Bring in an outsider’s perspective
Another element of procedural justice is giving people the opportunity to participate in the decision-making process. In a recent blog post about how the OpenAI company is dealing with bias, the company said it seeks “external input on our technology” and said that through a recent red team exercise, or adversarial approach, Pointed out the process of assessing risk.
Red teaming is an important process of assessing risk, but it should include external input. In OpenAI’s red team exercise, 82 of the 103 participants were employees. Of his remaining 23 participants, the majority were mostly computer science academics from Western universities.

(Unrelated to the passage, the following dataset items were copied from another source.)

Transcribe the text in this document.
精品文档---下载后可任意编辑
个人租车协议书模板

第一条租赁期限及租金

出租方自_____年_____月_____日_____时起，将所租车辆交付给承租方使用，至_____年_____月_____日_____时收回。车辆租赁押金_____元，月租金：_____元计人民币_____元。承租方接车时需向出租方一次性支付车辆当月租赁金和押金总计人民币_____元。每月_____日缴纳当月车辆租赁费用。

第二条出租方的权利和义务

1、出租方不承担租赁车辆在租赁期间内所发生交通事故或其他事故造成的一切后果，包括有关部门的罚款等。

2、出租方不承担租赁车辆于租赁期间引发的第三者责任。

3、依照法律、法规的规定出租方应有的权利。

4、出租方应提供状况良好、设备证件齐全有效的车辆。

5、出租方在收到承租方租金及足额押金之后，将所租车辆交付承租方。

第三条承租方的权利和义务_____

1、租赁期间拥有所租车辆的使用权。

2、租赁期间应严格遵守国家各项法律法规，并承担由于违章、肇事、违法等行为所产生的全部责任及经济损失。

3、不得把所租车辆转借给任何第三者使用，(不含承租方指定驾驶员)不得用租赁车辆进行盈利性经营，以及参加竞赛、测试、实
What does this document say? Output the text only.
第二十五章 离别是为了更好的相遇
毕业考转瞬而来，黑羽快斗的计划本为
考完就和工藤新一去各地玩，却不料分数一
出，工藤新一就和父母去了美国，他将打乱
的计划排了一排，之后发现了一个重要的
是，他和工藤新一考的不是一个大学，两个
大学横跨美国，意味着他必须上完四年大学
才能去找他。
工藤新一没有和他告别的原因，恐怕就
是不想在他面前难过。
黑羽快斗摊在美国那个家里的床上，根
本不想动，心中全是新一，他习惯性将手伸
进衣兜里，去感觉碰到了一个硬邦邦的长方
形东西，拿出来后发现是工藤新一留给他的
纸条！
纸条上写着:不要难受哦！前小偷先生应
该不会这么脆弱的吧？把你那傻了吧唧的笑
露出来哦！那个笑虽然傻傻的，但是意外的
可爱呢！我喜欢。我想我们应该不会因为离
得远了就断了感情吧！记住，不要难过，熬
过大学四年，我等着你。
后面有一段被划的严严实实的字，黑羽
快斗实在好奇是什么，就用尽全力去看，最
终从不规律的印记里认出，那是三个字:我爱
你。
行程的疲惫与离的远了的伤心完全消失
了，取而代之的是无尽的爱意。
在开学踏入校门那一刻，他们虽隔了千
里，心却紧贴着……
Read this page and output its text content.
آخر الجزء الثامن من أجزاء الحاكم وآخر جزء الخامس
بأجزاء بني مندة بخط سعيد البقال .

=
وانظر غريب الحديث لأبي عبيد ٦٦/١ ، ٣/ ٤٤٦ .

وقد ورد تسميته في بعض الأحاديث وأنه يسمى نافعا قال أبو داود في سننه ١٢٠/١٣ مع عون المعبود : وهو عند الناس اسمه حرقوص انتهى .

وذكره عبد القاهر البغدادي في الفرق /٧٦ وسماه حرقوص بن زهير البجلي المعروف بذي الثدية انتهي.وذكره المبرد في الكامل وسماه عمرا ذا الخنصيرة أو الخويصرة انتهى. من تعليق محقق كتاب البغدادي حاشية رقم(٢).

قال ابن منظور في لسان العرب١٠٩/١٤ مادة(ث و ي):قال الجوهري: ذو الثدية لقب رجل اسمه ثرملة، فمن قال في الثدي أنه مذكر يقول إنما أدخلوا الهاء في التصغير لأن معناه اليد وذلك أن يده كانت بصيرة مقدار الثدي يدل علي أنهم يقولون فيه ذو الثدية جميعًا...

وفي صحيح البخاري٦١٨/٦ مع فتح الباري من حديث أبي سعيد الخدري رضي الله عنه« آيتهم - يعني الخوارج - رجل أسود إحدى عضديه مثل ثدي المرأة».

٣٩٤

To get diverse perspectives, companies must look beyond their employees, disciplines and geographies.
It can also enable more direct feedback to AI products by giving users more control over AI behavior. We may also consider providing opportunities for public comment on new policies or product changes.
Ensuring transparency
Companies must ensure that all rules and associated safety processes are transparent and convey credible motivation for how decisions are made. For example, how the application is trained, where the data comes from, what role humans play in the training process, what safety layers exist to minimize abuse. It is important to provide the public with information about
Enabling researchers to audit and understand AI models is key to building trust.
“I think society has limited time to think about how to react to it, how to regulate it, how to deal with it,” Altman said in a recent ABC News interview, getting it right. .
Companies building AI platforms can engage society in the process, gaining trust and legitimacy rather than demand, through an approach of procedural justice rather than the opaque and blinded approach of technology pioneers. can.